Eine Begebenheit, die sich gegen Abend zutrug, erneuerte und vermehrte unsere wehmütige Freude. Der russische Kaufmann, mein Reisegefährte, hatte – wie ich zu erwähnen vergessen habe – schon in Moskau Nachricht von seiner Frau und Tochter zu erhalten gehofft. Er war ausgegangen, um einen Verwandten aufzusuchen und kehrte mit dem tiefsten Gram in seinem Gesichte zurück. »Ich habe mich so gefreut,« drückte er sich einfach und naiv aus, »aber nun hat mir Gott viel Betrübnis gegeben. Meine Frau und meine Tochter sind tot!« Er sprach dann nicht mehr davon – sprach nachher überhaupt sehr wenig, und oft sah ich ihn auf seinem Fuhrwerk still in den grauen Bart weinen. Bei unserer Ankunft in Petersburg blieb auch er mit mir in demselben Zimmer. Als meine Frau zu mir kam, saß er in einer Ecke und war ein stiller, seufzender Zeuge unseres Glückes. Den ganzen Tag unterbrach er unsere Freude mit keiner Silbe, sondern saß still und schaute vor sich nieder.
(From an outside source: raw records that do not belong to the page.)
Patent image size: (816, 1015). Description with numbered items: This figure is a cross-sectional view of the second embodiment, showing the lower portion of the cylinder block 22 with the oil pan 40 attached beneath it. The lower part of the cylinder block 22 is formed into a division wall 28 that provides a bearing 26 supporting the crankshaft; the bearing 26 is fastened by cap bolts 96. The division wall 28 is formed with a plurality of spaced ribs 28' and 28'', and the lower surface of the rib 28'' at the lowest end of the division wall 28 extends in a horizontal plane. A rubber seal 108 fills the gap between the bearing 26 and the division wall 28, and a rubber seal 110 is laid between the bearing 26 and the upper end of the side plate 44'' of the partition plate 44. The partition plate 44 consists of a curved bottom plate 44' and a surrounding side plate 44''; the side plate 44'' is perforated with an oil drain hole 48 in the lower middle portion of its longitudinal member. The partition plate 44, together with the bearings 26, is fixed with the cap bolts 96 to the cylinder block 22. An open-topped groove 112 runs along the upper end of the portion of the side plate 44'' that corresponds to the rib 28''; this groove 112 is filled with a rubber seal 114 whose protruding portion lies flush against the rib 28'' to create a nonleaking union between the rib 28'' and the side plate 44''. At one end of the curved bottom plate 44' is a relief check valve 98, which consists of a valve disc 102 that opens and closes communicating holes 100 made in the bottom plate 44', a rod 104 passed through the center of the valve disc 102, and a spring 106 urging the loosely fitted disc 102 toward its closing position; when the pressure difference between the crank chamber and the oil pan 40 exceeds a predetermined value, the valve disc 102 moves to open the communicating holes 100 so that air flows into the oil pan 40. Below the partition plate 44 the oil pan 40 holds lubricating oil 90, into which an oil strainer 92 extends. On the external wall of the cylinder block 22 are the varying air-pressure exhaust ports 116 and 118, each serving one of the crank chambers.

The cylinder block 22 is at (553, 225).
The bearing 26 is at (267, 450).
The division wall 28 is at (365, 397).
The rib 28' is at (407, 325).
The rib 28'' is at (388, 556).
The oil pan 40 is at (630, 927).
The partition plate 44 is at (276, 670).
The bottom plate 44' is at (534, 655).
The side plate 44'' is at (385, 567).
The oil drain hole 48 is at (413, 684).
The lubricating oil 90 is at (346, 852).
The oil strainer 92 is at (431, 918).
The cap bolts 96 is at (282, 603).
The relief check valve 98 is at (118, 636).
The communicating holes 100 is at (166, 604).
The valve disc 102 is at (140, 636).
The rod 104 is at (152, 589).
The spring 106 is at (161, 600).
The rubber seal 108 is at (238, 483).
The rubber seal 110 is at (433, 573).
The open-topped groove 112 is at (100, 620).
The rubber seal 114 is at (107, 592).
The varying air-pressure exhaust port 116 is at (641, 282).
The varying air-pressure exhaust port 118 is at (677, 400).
Jetzt, als es schon dämmerig geworden war, stürzte[249] plötzlich sein Kurier herein: »Jwan Semenowitsch! Deine Frau und Tochter sind hier!« Er fuhr wie aus einem schweren Traume in die Höhe – taumelte nach der Tür – und siehe, Weib und Kind lagen in seinen Armen! Es war eine Wiederholung meiner eigenen stummen Jubelszene. Sie wurde noch rührender durch die Länge der Zeit, die er von seiner Familie getrennt gewesen war. Seine Frau sah er zuletzt als ein schlankes, rasches Weib; als ein ziemlich dickes Mütterchen fand er sie wieder. Seine Tochter verließ er als ein Kind von acht Jahren; als ein schönes, blühendes Mädchen von sechzehn stand sie jetzt vor ihm. Lange konnte er sich nicht in sein Glück finden. Er nahm alle Augenblick das Licht und beleuchtete seine Tochter von allen Seiten. Bei dem freundlichsten Gesichte flossen ihm die Tränen immer in den langen Bart, und er konnte nichts weiter hervorbringen als ein oft wiederholtes staunendes Ach – Ach – Ach!

Unter so köstlichen Empfindungen war der Tag verschwunden und die Nacht schon hereingebrochen. Da ich der Ruhe sehr bedurfte und hier mir jede Bequemlichkeit mangelte, so äußerte ich den Wunsch, wenigstens für diese Nacht nach meiner eigenen Wohnung fahren zu dürfen, wobei ich versprach, daß ich mich am folgenden Morgen zu rechter Zeit wieder einfinden wollte. Der Herr Etatsrat Fuchs war so gütig, es mir auf seine eigene Gefahr zu erlauben. Mit unaussprechlich frohem Herzen betrat ich meine durch Liebe und Freundschaft herrlich geschmückte Wohnung und wurde von meinen treuen Leuten mit ungeheuchelter Freude empfangen.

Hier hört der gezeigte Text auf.